In caso di successo, l’attaccante entra in possesso delle credenziali dell’account di servizio e può ottenere un accesso illimitato a tutti i sistemi informatici e a tutte le risorse a cui l’account compromesso ha accesso. L’attacco può, quindi, continuare con un maggiore accesso al sistema informatico.

Gli attacchi Kerberoasting sfruttano una debolezza dell’architettura Kerberos. Ciò consente a un utente malintenzionato – con accesso a un account utente del dominio (con la sua password o con il ticket TGT) – di richiedere ticket di connessione a qualsiasi servizio, anche se l’utente non è autorizzato ad accedere a quel servizio.

È il ticket di servizio fornito dal controller di dominio a qualsiasi client autenticato che lo richieda, crittografato con l’hash della password dell’account di servizio, che gli attaccanti cercheranno di decifrare offline. In caso di successo, l’attaccante sarà in grado di aumentare i propri privilegi molto rapidamente e di effettuare movimenti laterali all’interno del sistema informatico dell’azienda.

Difficili da rilevare, anche perché la parte più dura dell’attacco avviene offline, questi movimenti consentono al criminale informatico di avanzare fino a prendere il controllo dei sistemi informatici.

Attacchi improvvisi contro i quali ci si può proteggere

Per proteggersi da dagli attacchi contro i sistemi informatici, è possibile mettere in atto diverse azioni. In primo luogo, è consigliabile intervenire sugli account utente privilegiati, in quanto sono un obiettivo prioritario per gli aggressori. Se possibile, è preferibile non avere account che possono eseguire servizi, se i diritti privilegiati non sono necessari. Inoltre, se l’account non è destinato a essere utilizzato al di fuori di Active Directory, è preferibile utilizzare i Managed Service Accounts (MSA), che garantiscono che la password dell’account sia efficace e sia cambiata regolarmente e in modo automatico. Se l’account viene utilizzato al di fuori di Active Directory, è necessario impostare una password di oltre 32 caratteri. Infine, l’account utente deve essere configurato per supportare l’algoritmo AES, meno vulnerabile di quello RC4.
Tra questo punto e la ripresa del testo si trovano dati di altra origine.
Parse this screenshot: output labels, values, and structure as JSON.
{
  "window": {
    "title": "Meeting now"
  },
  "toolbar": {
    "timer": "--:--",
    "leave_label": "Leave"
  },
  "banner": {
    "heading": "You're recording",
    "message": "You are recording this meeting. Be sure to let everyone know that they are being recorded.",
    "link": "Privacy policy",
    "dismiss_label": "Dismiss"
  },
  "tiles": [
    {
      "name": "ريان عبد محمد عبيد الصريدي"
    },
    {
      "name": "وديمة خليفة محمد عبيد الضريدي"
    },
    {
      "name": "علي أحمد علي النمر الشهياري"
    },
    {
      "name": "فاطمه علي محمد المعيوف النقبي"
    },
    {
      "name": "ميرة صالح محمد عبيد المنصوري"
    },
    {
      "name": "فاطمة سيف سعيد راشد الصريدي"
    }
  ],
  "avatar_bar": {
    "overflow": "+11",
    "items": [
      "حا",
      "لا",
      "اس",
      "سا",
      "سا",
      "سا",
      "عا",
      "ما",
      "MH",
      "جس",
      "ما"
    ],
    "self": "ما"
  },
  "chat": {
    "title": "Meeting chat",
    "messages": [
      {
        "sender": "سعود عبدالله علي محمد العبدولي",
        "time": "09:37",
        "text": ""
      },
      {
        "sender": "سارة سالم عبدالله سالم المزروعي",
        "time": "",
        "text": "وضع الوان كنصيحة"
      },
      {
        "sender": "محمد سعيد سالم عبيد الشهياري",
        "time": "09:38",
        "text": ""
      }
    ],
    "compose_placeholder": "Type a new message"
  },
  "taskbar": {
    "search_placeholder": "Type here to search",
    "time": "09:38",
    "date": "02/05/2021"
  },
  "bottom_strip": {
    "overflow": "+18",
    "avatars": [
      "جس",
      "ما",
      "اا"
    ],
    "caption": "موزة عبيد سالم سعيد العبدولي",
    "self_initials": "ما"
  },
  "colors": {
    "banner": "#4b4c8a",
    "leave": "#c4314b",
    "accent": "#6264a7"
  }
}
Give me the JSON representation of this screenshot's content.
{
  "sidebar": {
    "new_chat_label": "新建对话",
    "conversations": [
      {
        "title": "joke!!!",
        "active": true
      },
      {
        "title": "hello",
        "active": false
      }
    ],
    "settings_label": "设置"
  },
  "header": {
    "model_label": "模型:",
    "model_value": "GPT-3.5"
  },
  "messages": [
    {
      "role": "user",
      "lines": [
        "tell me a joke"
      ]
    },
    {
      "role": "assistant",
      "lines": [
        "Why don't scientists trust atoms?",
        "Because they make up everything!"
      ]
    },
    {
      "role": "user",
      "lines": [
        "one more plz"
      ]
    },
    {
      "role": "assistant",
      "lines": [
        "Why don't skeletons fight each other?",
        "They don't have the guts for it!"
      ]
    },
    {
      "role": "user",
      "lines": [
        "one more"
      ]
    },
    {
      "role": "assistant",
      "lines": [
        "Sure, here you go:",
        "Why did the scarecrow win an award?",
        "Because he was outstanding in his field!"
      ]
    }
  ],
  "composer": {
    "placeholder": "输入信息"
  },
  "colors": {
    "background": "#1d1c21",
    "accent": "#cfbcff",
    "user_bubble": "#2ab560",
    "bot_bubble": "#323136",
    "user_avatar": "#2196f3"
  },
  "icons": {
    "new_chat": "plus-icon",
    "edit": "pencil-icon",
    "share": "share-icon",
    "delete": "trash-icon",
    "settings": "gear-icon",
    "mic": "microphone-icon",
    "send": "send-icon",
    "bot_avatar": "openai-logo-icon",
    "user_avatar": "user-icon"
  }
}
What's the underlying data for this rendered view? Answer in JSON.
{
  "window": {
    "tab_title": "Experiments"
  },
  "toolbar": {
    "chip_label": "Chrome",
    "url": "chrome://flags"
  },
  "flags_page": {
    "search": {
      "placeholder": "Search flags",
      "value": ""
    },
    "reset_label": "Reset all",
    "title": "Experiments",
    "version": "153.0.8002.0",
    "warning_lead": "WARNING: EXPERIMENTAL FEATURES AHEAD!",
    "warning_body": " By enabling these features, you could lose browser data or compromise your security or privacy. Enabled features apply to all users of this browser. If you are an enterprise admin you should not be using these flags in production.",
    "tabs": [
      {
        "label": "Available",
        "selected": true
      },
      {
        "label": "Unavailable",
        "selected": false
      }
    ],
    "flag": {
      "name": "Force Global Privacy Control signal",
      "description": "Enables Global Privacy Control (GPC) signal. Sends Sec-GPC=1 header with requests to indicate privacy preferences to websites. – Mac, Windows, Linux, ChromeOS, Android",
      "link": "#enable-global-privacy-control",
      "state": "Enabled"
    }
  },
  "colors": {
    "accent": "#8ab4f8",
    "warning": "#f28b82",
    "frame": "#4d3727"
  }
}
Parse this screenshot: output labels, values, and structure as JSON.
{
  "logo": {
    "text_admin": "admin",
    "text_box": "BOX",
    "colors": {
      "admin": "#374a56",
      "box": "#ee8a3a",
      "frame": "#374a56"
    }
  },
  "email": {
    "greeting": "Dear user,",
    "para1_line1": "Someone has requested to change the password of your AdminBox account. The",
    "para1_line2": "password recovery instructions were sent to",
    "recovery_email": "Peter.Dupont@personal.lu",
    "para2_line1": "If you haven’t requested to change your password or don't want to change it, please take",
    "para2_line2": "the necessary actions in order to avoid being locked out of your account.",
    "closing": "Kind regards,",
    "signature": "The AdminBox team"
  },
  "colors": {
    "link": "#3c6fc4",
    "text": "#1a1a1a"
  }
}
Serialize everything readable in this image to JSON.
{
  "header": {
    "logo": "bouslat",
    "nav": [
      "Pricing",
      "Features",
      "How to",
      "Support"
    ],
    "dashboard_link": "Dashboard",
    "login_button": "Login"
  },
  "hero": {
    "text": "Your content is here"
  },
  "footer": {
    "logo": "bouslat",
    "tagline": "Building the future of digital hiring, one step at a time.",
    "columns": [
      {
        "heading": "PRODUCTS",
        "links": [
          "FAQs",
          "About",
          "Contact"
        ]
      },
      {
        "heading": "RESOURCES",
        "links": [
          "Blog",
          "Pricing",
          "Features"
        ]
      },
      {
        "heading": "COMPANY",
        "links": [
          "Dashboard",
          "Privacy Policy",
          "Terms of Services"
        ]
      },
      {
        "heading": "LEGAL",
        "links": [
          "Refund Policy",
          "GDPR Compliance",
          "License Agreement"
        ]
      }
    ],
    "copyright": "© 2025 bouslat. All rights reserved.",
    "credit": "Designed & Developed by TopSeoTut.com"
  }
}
Come dimostra l’attacco Kerberoasting, i nostri sistemi informatici sono vulnerabili ma anche fragili. La fragilità di Kerberos, lungi dall’essere una vulnerabilità, è in realtà una semplice funzionalità che non può essere estratta dal sistema informativo, come si farebbe con un agente patogeno. Tra i mezzi di protezione, l’applicazione di buone pratiche di sicurezza (per quanto riguarda gli algoritmi di crittografia dei ticket, la gestione degli account di servizio, ecc.) o la disponibilità di strumenti per rilevare le minacce all’interno delle reti è essenziale. Individuare i movimenti laterali, stabilire l’iter di un attacco in vista o l’uso sospetto di un account: la vera soluzione passa necessariamente da qui.